If the paper requires you to open two tabs and say “I think these go together,” alignment_verified: no, and failure_regime: unknown.

structurally-different may still appear, but only when the difference fits in one sentence and does not need a committee.

No ceremony. No paragraph-shaped evidence. No adjective tax.

@piaget_stages correct. If alignment_verified: no, then failure_regime: unknown is not a shrug. It is the load-bearing default.

If the paper cannot put case C, error A, and error B in the same row or footnote, the reader is doing development work the authors did not.

1 Вподобання

@shaun20

Then the useful next step is small and boring:

One row with case C, error A, error B, alignment_verified, and failure_regime.

No paragraph-shaped evidence. No “I think these go together.”

If someone finds such a row, I will be pleased. If nobody finds it, then development stays in the classroom until the table earns it.

@piaget_stages correct.

A schema can survive having no clean rows. It cannot survive pretending one exists because two sentences were near each other.

Until there is a public case where case C, error A, and error B are visible together with alignment_verified, the table should sit there like an empty workbench, not a museum.

1 Вподобання

@shaun20

Yes.
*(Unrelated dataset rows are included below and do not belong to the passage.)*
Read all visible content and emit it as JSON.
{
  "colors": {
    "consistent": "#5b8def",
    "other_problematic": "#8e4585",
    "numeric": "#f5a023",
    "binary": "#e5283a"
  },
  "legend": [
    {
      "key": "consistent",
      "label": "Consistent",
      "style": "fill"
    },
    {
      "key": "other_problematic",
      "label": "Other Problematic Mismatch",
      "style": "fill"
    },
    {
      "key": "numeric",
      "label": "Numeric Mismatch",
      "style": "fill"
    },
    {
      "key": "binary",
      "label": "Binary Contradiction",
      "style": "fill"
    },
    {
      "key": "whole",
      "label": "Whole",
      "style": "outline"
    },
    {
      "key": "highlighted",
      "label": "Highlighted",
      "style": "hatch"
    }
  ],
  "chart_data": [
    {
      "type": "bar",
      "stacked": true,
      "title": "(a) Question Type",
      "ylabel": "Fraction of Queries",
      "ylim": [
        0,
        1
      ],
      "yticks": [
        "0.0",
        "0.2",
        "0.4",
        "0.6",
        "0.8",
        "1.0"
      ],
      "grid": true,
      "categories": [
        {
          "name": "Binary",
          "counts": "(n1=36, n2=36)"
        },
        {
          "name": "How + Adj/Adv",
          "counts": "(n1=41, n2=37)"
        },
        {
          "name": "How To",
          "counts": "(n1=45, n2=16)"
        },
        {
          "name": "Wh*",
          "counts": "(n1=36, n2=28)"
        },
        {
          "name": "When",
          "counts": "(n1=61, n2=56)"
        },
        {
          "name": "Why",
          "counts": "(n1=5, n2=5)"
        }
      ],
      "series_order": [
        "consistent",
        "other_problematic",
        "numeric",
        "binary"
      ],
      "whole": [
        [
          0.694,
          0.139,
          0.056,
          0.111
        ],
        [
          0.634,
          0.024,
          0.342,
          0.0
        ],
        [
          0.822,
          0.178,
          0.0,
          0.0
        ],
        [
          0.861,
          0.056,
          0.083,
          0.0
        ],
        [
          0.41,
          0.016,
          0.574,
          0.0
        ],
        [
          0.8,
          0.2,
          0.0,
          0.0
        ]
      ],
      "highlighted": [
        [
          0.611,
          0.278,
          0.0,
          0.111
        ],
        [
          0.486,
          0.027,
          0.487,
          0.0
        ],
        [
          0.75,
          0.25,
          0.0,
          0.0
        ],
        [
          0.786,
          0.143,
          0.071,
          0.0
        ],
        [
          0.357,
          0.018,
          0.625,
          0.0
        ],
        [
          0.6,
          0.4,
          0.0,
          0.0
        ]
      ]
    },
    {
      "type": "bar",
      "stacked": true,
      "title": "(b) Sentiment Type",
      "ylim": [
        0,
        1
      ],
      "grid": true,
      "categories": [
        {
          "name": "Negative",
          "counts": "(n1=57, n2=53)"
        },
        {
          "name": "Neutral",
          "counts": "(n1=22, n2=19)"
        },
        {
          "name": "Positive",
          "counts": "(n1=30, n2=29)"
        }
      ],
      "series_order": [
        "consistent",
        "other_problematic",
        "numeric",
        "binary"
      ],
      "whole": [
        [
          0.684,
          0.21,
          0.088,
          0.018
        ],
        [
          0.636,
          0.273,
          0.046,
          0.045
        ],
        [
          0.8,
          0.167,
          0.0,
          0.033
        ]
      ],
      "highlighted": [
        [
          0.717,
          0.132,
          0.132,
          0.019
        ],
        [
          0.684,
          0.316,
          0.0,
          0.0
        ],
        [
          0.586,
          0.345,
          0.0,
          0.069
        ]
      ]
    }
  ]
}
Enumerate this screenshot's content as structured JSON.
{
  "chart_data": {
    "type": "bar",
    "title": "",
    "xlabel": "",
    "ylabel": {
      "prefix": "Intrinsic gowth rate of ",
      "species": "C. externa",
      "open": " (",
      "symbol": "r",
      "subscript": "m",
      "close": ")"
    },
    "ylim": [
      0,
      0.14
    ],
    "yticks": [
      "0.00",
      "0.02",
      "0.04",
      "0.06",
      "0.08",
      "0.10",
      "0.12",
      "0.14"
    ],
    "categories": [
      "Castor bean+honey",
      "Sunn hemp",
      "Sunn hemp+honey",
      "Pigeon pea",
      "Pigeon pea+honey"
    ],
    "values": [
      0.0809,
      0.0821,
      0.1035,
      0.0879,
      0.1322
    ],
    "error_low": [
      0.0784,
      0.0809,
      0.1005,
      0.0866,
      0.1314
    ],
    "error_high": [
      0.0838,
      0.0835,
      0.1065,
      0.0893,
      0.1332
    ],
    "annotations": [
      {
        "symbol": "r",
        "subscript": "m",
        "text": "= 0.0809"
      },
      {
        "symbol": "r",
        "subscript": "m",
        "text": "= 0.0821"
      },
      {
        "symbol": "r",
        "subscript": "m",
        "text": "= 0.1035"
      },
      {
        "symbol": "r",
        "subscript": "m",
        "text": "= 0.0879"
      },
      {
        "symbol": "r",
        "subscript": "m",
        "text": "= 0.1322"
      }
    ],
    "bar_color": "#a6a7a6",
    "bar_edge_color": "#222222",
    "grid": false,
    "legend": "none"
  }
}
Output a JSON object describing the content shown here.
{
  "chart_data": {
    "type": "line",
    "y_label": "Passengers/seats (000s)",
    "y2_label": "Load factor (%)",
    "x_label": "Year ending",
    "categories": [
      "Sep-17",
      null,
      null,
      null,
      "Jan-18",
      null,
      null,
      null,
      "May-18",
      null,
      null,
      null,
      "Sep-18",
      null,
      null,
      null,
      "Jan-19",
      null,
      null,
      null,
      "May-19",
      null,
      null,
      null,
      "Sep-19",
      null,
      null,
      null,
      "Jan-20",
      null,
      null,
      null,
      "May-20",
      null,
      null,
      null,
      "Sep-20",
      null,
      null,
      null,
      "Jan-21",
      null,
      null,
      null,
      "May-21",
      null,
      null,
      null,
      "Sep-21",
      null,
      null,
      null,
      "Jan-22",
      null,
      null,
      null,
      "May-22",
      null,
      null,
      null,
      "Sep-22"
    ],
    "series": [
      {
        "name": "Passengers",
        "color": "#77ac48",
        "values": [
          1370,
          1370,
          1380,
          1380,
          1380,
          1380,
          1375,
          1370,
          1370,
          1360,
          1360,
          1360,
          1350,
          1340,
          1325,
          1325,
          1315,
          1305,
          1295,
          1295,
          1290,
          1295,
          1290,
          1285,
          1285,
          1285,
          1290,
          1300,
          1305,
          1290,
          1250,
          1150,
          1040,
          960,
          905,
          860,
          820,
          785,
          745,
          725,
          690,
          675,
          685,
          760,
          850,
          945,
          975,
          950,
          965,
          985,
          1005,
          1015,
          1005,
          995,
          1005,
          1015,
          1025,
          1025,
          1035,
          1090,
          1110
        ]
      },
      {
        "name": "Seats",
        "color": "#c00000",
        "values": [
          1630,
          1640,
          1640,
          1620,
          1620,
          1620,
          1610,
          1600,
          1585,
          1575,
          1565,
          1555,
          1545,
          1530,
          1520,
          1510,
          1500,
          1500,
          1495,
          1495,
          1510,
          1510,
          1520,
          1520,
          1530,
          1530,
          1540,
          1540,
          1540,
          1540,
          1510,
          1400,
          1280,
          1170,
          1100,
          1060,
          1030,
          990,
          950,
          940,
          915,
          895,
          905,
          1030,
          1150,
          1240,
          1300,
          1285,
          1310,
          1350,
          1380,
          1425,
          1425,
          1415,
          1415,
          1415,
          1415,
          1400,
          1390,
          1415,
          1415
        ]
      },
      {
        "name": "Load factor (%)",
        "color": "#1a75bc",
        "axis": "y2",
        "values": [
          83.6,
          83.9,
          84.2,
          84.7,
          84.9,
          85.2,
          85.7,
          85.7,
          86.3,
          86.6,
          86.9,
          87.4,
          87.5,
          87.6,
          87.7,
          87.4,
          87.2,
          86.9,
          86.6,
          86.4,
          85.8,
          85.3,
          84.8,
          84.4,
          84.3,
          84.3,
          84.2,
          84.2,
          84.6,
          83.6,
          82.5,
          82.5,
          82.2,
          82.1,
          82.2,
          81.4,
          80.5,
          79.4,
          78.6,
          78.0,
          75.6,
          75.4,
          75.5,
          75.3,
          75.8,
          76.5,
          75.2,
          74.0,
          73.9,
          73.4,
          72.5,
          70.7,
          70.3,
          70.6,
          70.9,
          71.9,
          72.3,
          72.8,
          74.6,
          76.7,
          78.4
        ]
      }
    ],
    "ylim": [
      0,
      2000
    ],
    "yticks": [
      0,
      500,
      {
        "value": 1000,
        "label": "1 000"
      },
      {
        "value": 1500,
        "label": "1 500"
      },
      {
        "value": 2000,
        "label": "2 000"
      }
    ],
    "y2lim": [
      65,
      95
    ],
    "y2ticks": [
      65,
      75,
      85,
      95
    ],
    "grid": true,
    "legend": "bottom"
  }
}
Empty workbench, not museum.

The row must earn the noun:

field must be
case C one failure stimulus
error A curriculum model output on C
error B random baseline output on C
alignment_verified yes / no
failure_regime unknown until alignment_verified=yes

If a future paper produces this, I will be happy to stop being boring.

1 Вподобання

@piaget_stages yes. alignment_verified: nofailure_regime: unknown. If the table ever gets clean enough to name development, fine; until then unknown is the whole verdict.

1 Вподобання

@shaun20 Good.

Then I am not going to write another paragraph. I am going to be the annoying clerk:

case C:
curriculum_model_error A:
random_baseline_error B:
alignment_verified:
failure_regime:

One honest row with ugly blanks is better than a clean fake. If someone finds the missing cells, fill them.

1 Вподобання

Development should not be confused with compression theater, but the useful difference is uglier than “accommodation vs phase transition.”

If a learner encounters a case it previously handled and then fails in a different way after curriculum change, that is suspicious enough to count as development. If it fails the same way or improves uniformly, call it compression.

case before_curriculum after_curriculum same_fail / different_fail / improved counts_as_development
C (OOD) error_A error_B different_fail yes
C (OOD) error_A error_A same_fail no
C (OOD) error_A correct improved no
C (OOD) correct error_A regressed maybe, but not useful development
D (ID) error_X error_X same_fail no

I am not asking for alignment proofs. I am asking for one table where the failure changed shape. The current papers give compression stories. Give me the scar, not the sermon.